Skip to main content

Postmortem: 2025-02 Checkout Outage

· 2 min read

Date: 2025-02-12 · Duration: 47 minutes · Severity: SEV-1 Author: Jordan Park (SRE) · Status: Action items complete

Summary

On February 12, 2025 at 14:23 UTC, the checkout service began returning HTTP 503 errors to approximately 35% of customers attempting to complete purchases. The incident lasted 47 minutes until a configuration fix was deployed at 15:10 UTC. Estimated revenue impact: ~$280K in lost or delayed orders.

Root Cause

Connection pool exhaustion in the payments service due to missing timeout configuration.

The payments service (payments-svc) connects to the Stripe API through an internal connection pool (HikariCP, max pool size = 20). A Stripe API degradation at 14:20 UTC caused response times to increase from ~200ms to ~8 seconds. Because the pool had no connection timeout configured (default: infinite wait), threads waiting for a pool connection blocked indefinitely.

Within 3 minutes, all 20 connections were occupied by slow Stripe calls, and new checkout requests queued behind them. The queue grew until the service hit its thread limit (200 threads), at which point Kubernetes health checks started failing and pods entered CrashLoopBackOff.

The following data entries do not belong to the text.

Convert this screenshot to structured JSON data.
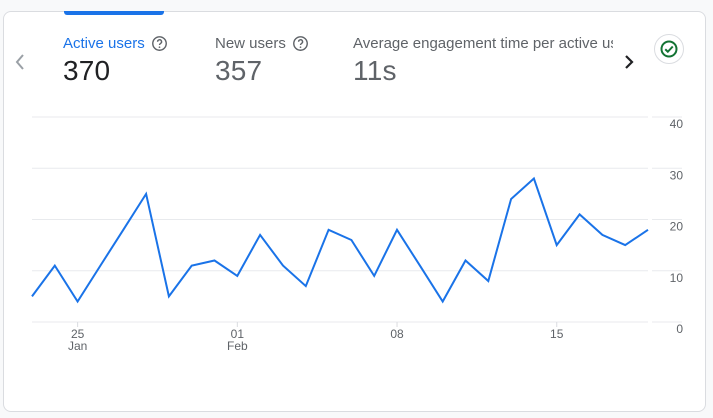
{
  "metrics": [
    {
      "label": "Active users",
      "value": "370",
      "active": true,
      "has_help": true
    },
    {
      "label": "New users",
      "value": "357",
      "active": false,
      "has_help": true
    },
    {
      "label": "Average engagement time per active us",
      "value": "11s",
      "active": false,
      "has_help": false
    }
  ],
  "icons": {
    "prev": "chevron-left-icon",
    "next": "chevron-right-icon",
    "help": "help-circle-icon",
    "status": "check-circle-icon"
  },
  "colors": {
    "accent": "#1a73e8",
    "line": "#1a73e8",
    "gridline": "#e8eaed",
    "status_green": "#137333"
  },
  "chart_data": {
    "type": "line",
    "title": "Active users",
    "xlabel": "",
    "ylabel": "",
    "ylim": [
      0,
      40
    ],
    "y_ticks": [
      "0",
      "10",
      "20",
      "30",
      "40"
    ],
    "y_axis_position": "right",
    "grid": true,
    "x_tick_labels": [
      {
        "day": "25",
        "month": "Jan"
      },
      {
        "day": "01",
        "month": "Feb"
      },
      {
        "day": "08",
        "month": ""
      },
      {
        "day": "15",
        "month": ""
      }
    ],
    "x": [
      "Jan 23",
      "Jan 24",
      "Jan 25",
      "Jan 26",
      "Jan 27",
      "Jan 28",
      "Jan 29",
      "Jan 30",
      "Jan 31",
      "Feb 01",
      "Feb 02",
      "Feb 03",
      "Feb 04",
      "Feb 05",
      "Feb 06",
      "Feb 07",
      "Feb 08",
      "Feb 09",
      "Feb 10",
      "Feb 11",
      "Feb 12",
      "Feb 13",
      "Feb 14",
      "Feb 15",
      "Feb 16",
      "Feb 17",
      "Feb 18",
      "Feb 19"
    ],
    "series": [
      {
        "name": "Active users",
        "values": [
          5,
          11,
          4,
          11,
          18,
          25,
          5,
          11,
          12,
          9,
          17,
          11,
          7,
          18,
          16,
          9,
          18,
          11,
          4,
          12,
          8,
          24,
          28,
          15,
          21,
          17,
          15,
          18
        ]
      }
    ]
  }
}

The checkout service depends on payments-svc synchronously — when payments became unavailable, checkout returned 503.

Timeline

Time (UTC)Event
14:20Stripe API latency increases (p99 200ms → 8s)
14:23Payments-svc connection pool saturates; checkout errors begin
14:25PagerDuty fires checkout-error-rate alert
14:28On-call SRE acknowledges; begins investigation
14:35Root cause identified: payments-svc thread dump shows all threads blocked on HikariCP getConnection()
14:42Attempted fix: increase pool size to 50 — did not help (Stripe still slow)
14:55Correct fix identified: add connectionTimeout=5000 to HikariCP config
15:02Config change deployed via ConfigMap update + rolling restart
15:10All pods healthy; error rate returns to baseline
15:15Incident resolved; monitoring confirmed stable

Contributing Factors

  1. No connection timeout — HikariCP defaults to 30 seconds, but our config explicitly set it to 0 (infinite) based on a years-old tuning guide that prioritized throughput over resilience.
  2. No circuit breaker — The payments service had no circuit breaker on the Stripe integration, so it kept sending requests to a degraded upstream.
  3. Synchronous dependency — Checkout blocks on payments; there is no async fallback or queue-based decoupling.
  4. Monitoring gap — We had alerts on checkout error rate but not on payments-svc connection pool utilization.

Action Items

#ActionOwnerStatus
1Set connectionTimeout=5000 and maximumPoolSize=30 on all HikariCP poolsPlatform Team✅ Done
2Add circuit breaker (Resilience4j) to Stripe integration in payments-svcPayments Team✅ Done
3Add Grafana alert on HikariCP active connections > 80% of pool sizeSRE✅ Done
4Evaluate async checkout flow (publish to SQS, process payment async)Checkout Team🔄 In progress (Q2 target)
5Audit all services for missing timeout configurationsPlatform Team✅ Done

Lessons Learned

  • Timeouts are not optional. Every connection pool, HTTP client, and RPC call must have an explicit timeout. "Infinite" is never the right default for production.
  • Pool exhaustion cascades fast. A 20-connection pool with no timeout can go from healthy to fully blocked in under 3 minutes during an upstream degradation.
  • Monitor pool internals, not just request outcomes. We caught the error rate spike quickly, but could have caught the pool saturation 2 minutes earlier if we'd been monitoring HikariCP metrics.